Sometimes he calls us to set aside ourselves, our heartaches, our exhaustion, our obsessions, and to focus on the needs of others. This is sacrificial love offered in imitation of Christ.  He shows the crowd compassion, and then he invites us, his disciples, also to show them compassion.

The disciples were also aware of the people’s need. They too are capable of compassion and can feel the suffering and need of others. They see that it’s getting late and that the people will soon be hungry. They bring this concern for the people to Jesus, along with a suggestion that the crowds should go off and fend for themselves. This is a familiar story: when we see a need, our first response is often that someone else should do what’s necessary to provide for the need.

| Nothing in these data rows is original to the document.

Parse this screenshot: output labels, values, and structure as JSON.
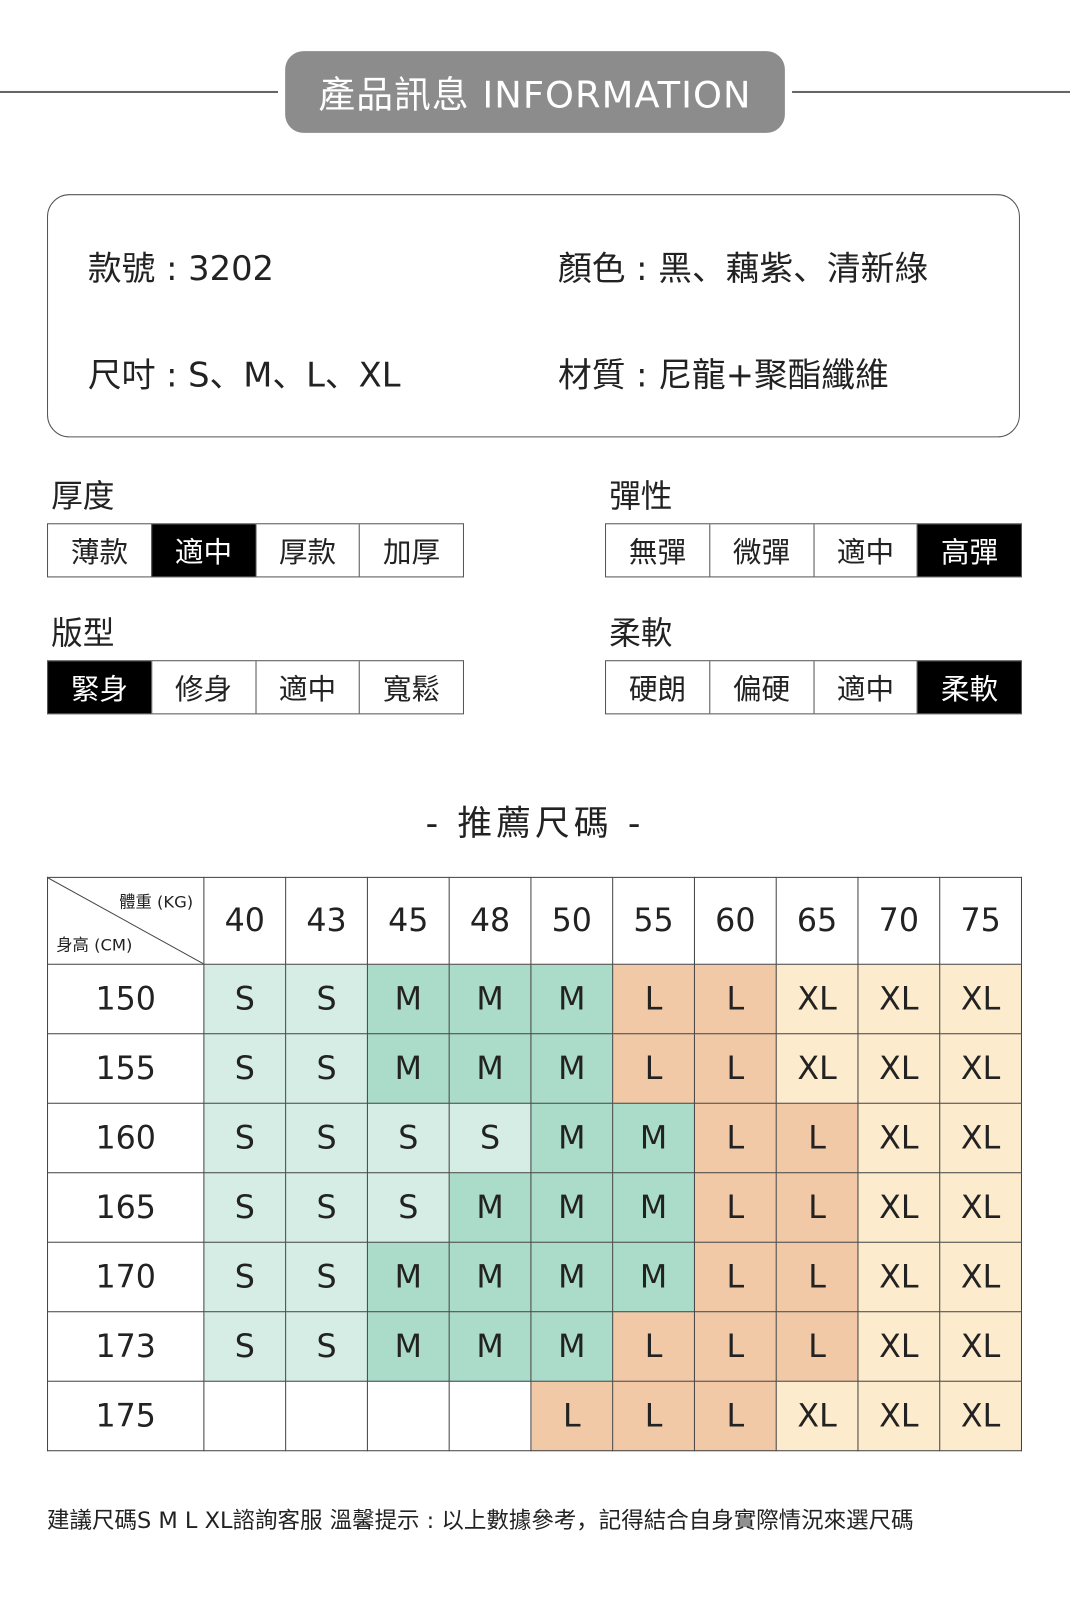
{
  "header": {
    "title": "產品訊息 INFORMATION"
  },
  "info": {
    "model": "款號 : 3202",
    "colors": "顏色 : 黑、藕紫、清新綠",
    "sizes": "尺吋 : S、M、L、XL",
    "material": "材質 : 尼龍+聚酯纖維"
  },
  "attributes": [
    {
      "label": "厚度",
      "options": [
        "薄款",
        "適中",
        "厚款",
        "加厚"
      ],
      "selected": 1
    },
    {
      "label": "彈性",
      "options": [
        "無彈",
        "微彈",
        "適中",
        "高彈"
      ],
      "selected": 3
    },
    {
      "label": "版型",
      "options": [
        "緊身",
        "修身",
        "適中",
        "寬鬆"
      ],
      "selected": 0
    },
    {
      "label": "柔軟",
      "options": [
        "硬朗",
        "偏硬",
        "適中",
        "柔軟"
      ],
      "selected": 3
    }
  ],
  "size_chart": {
    "title": "- 推薦尺碼 -",
    "weight_label": "體重 (KG)",
    "height_label": "身高 (CM)",
    "weights": [
      "40",
      "43",
      "45",
      "48",
      "50",
      "55",
      "60",
      "65",
      "70",
      "75"
    ],
    "rows": [
      {
        "height": "150",
        "sizes": [
          "S",
          "S",
          "M",
          "M",
          "M",
          "L",
          "L",
          "XL",
          "XL",
          "XL"
        ]
      },
      {
        "height": "155",
        "sizes": [
          "S",
          "S",
          "M",
          "M",
          "M",
          "L",
          "L",
          "XL",
          "XL",
          "XL"
        ]
      },
      {
        "height": "160",
        "sizes": [
          "S",
          "S",
          "S",
          "S",
          "M",
          "M",
          "L",
          "L",
          "XL",
          "XL"
        ]
      },
      {
        "height": "165",
        "sizes": [
          "S",
          "S",
          "S",
          "M",
          "M",
          "M",
          "L",
          "L",
          "XL",
          "XL"
        ]
      },
      {
        "height": "170",
        "sizes": [
          "S",
          "S",
          "M",
          "M",
          "M",
          "M",
          "L",
          "L",
          "XL",
          "XL"
        ]
      },
      {
        "height": "173",
        "sizes": [
          "S",
          "S",
          "M",
          "M",
          "M",
          "L",
          "L",
          "L",
          "XL",
          "XL"
        ]
      },
      {
        "height": "175",
        "sizes": [
          "",
          "",
          "",
          "",
          "L",
          "L",
          "L",
          "XL",
          "XL",
          "XL"
        ]
      }
    ],
    "colors": {
      "S": "#d6ede6",
      "M": "#aadcc9",
      "L": "#f2c9a7",
      "XL": "#fdebcd"
    }
  },
  "footer": "建議尺碼S M L XL諮詢客服 溫馨提示 : 以上數據參考，記得結合自身實際情況來選尺碼"
}
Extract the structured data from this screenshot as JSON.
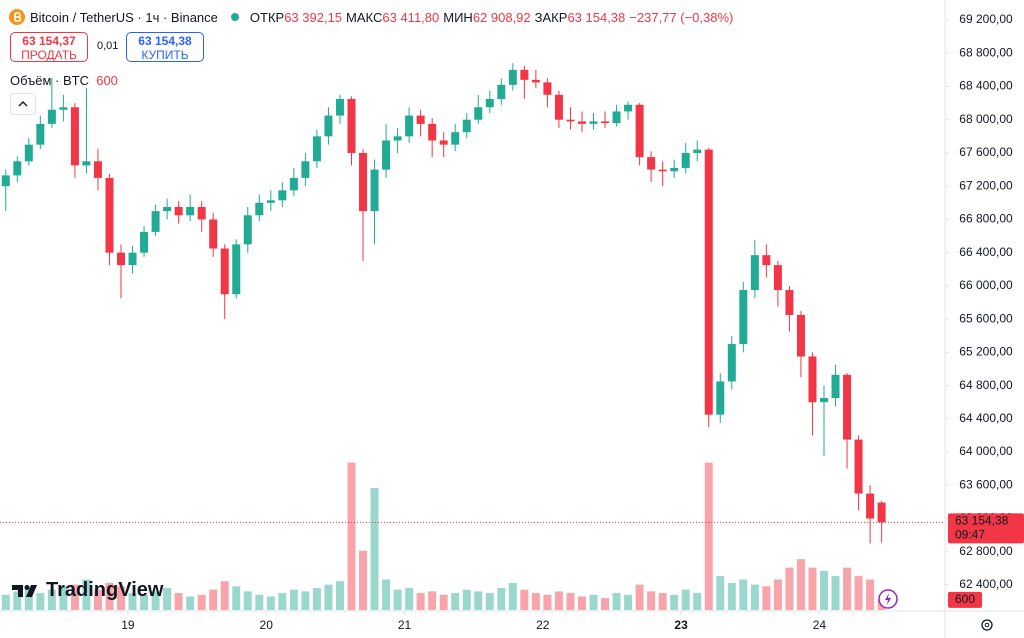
{
  "header": {
    "symbol": "Bitcoin / TetherUS · 1ч · Binance",
    "open_label": "ОТКР",
    "open": "63 392,15",
    "high_label": "МАКС",
    "high": "63 411,80",
    "low_label": "МИН",
    "low": "62 908,92",
    "close_label": "ЗАКР",
    "close": "63 154,38",
    "change": "−237,77 (−0,38%)"
  },
  "trade": {
    "sell_price": "63 154,37",
    "sell_label": "ПРОДАТЬ",
    "spread": "0,01",
    "buy_price": "63 154,38",
    "buy_label": "КУПИТЬ"
  },
  "volume_legend": {
    "label": "Объём · BTC",
    "value": "600"
  },
  "logo": "TradingView",
  "chart_data": {
    "type": "candlestick",
    "up_color": "#22ab94",
    "down_color": "#f23645",
    "volume_opacity": 0.45,
    "grid": false,
    "xlim": [
      -0.5,
      81.5
    ],
    "xticks": [
      {
        "value": 10.6,
        "label": "19"
      },
      {
        "value": 22.6,
        "label": "20"
      },
      {
        "value": 34.6,
        "label": "21"
      },
      {
        "value": 46.6,
        "label": "22"
      },
      {
        "value": 58.6,
        "label": "23"
      },
      {
        "value": 70.6,
        "label": "24"
      }
    ],
    "ylim": [
      62099,
      69441
    ],
    "yticks": [
      {
        "value": 69200,
        "label": "69 200,00"
      },
      {
        "value": 68800,
        "label": "68 800,00"
      },
      {
        "value": 68400,
        "label": "68 400,00"
      },
      {
        "value": 68000,
        "label": "68 000,00"
      },
      {
        "value": 67600,
        "label": "67 600,00"
      },
      {
        "value": 67200,
        "label": "67 200,00"
      },
      {
        "value": 66800,
        "label": "66 800,00"
      },
      {
        "value": 66400,
        "label": "66 400,00"
      },
      {
        "value": 66000,
        "label": "66 000,00"
      },
      {
        "value": 65600,
        "label": "65 600,00"
      },
      {
        "value": 65200,
        "label": "65 200,00"
      },
      {
        "value": 64800,
        "label": "64 800,00"
      },
      {
        "value": 64400,
        "label": "64 400,00"
      },
      {
        "value": 64000,
        "label": "64 000,00"
      },
      {
        "value": 63600,
        "label": "63 600,00"
      },
      {
        "value": 63200,
        "label": "63 200,00"
      },
      {
        "value": 62800,
        "label": "62 800,00"
      },
      {
        "value": 62400,
        "label": "62 400,00"
      }
    ],
    "volume_ylim": [
      0,
      36000
    ],
    "open": [
      67200,
      67330,
      67500,
      67700,
      67950,
      68120,
      68150,
      67450,
      67500,
      67300,
      66400,
      66250,
      66400,
      66650,
      66900,
      66950,
      66850,
      66950,
      66800,
      66450,
      65900,
      66500,
      66850,
      67000,
      67030,
      67150,
      67300,
      67500,
      67800,
      68050,
      68250,
      67600,
      66900,
      67400,
      67750,
      67800,
      68050,
      67950,
      67750,
      67700,
      67850,
      68000,
      68150,
      68250,
      68420,
      68600,
      68480,
      68450,
      68300,
      68000,
      67980,
      67950,
      67980,
      67960,
      68100,
      68180,
      67550,
      67400,
      67380,
      67420,
      67600,
      67640,
      64450,
      64850,
      65300,
      65950,
      66370,
      66250,
      65950,
      65650,
      65150,
      64600,
      64650,
      64930,
      64150,
      63500,
      63392.15
    ],
    "high": [
      67400,
      67560,
      67780,
      68050,
      68500,
      68300,
      68200,
      68380,
      67650,
      67350,
      66500,
      66480,
      66720,
      66980,
      67050,
      67020,
      67100,
      67020,
      66880,
      66500,
      66560,
      66950,
      67100,
      67150,
      67250,
      67420,
      67600,
      67880,
      68150,
      68300,
      68280,
      67650,
      67520,
      67950,
      67900,
      68150,
      68120,
      68020,
      67850,
      67950,
      68080,
      68300,
      68350,
      68500,
      68680,
      68650,
      68600,
      68500,
      68350,
      68150,
      68100,
      68080,
      68100,
      68180,
      68220,
      68200,
      67620,
      67500,
      67520,
      67720,
      67750,
      67660,
      64950,
      65400,
      66050,
      66550,
      66500,
      66300,
      66000,
      65700,
      65200,
      64800,
      65050,
      64950,
      64200,
      63600,
      63411.8
    ],
    "low": [
      66900,
      67250,
      67450,
      67650,
      67900,
      67980,
      67300,
      67350,
      67150,
      66250,
      65850,
      66150,
      66350,
      66600,
      66800,
      66750,
      66780,
      66650,
      66350,
      65600,
      65850,
      66400,
      66780,
      66900,
      66950,
      67080,
      67200,
      67420,
      67700,
      67950,
      67450,
      66300,
      66500,
      67300,
      67600,
      67720,
      67800,
      67550,
      67550,
      67620,
      67780,
      67950,
      68080,
      68180,
      68350,
      68250,
      68380,
      68150,
      67900,
      67880,
      67850,
      67880,
      67900,
      67920,
      68000,
      67450,
      67250,
      67200,
      67300,
      67350,
      67500,
      64300,
      64350,
      64750,
      65200,
      65850,
      66100,
      65750,
      65450,
      64900,
      64200,
      63950,
      64550,
      63800,
      63300,
      62900,
      62908.92
    ],
    "close": [
      67330,
      67500,
      67700,
      67950,
      68120,
      68150,
      67450,
      67500,
      67300,
      66400,
      66250,
      66400,
      66650,
      66900,
      66950,
      66850,
      66950,
      66800,
      66450,
      65900,
      66500,
      66850,
      67000,
      67030,
      67150,
      67300,
      67500,
      67800,
      68050,
      68250,
      67600,
      66900,
      67400,
      67750,
      67800,
      68050,
      67950,
      67750,
      67700,
      67850,
      68000,
      68150,
      68250,
      68420,
      68600,
      68480,
      68450,
      68300,
      68000,
      67980,
      67950,
      67980,
      67960,
      68100,
      68180,
      67550,
      67400,
      67380,
      67420,
      67600,
      67640,
      64450,
      64850,
      65300,
      65950,
      66370,
      66250,
      65950,
      65650,
      65150,
      64600,
      64650,
      64930,
      64150,
      63500,
      63200,
      63154.38
    ],
    "volume": [
      900,
      1100,
      1300,
      1000,
      1200,
      1400,
      1500,
      1800,
      1200,
      1600,
      1400,
      1000,
      900,
      1100,
      1300,
      1000,
      800,
      900,
      1200,
      1700,
      1400,
      1100,
      900,
      800,
      1000,
      1200,
      1100,
      1300,
      1500,
      1700,
      8700,
      3500,
      7200,
      1800,
      1200,
      1300,
      1000,
      1100,
      900,
      1000,
      1200,
      1100,
      1000,
      1300,
      1600,
      1200,
      1000,
      900,
      1100,
      1000,
      800,
      900,
      700,
      1000,
      900,
      1500,
      1100,
      1000,
      900,
      1200,
      1000,
      8700,
      2000,
      1600,
      1800,
      1500,
      1400,
      1800,
      2500,
      3000,
      2500,
      2300,
      2000,
      2500,
      2000,
      1800,
      600
    ],
    "last_price_label": "63 154,38",
    "countdown": "09:47",
    "last_volume_label": "600"
  }
}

Feeling the others’ pain, sensing their need is the beginning, but not the end, of compassion. Jesus, by his own compassion, invites us to compassion. He says to the disciples, “They need not go away, you feed them.”

Jesus’ response here might remind some of us of what happens when we have a great idea for some service or activity that the parish ought to be providing. We take this idea to our pastor, only to hear him say, “Thank you for volunteering to lead the effort!” The needs that we can see are often the needs that Jesus is calling us to provide for.

But the disciples have only two fish and five loaves. It’s a meager offering, but they offer what they have.

The truth is, we really can’t do it alone. What we have to offer really isn’t enough. We really do need Jesus’ help. If I have compassion on the crowd, it is only inasmuch as I am in Christ and he is in me. The disciples offer what they have, but they need the power of Christ to take their poor offering and make it sufficient for the needs of the crowd.

Jesus takes the spark of compassion in the disciples and he multiplies it, when he says to them, you feed them. Jesus is a multiplier. He multiplies the five loaves and two fish and he multiplies our compassion. He shows us that love can grow. It isn’t ever necessary to run out of love.  Love is not like money. Love is not finite. Rather, paradoxically, you have what you give away.


So, whatever small and seemingly inadequate gifts we have to offer, these we offer together with our prayers to Christ for multiplication and he will make them grow to abundance. Not only will it be enough, there will be twelve baskets left over.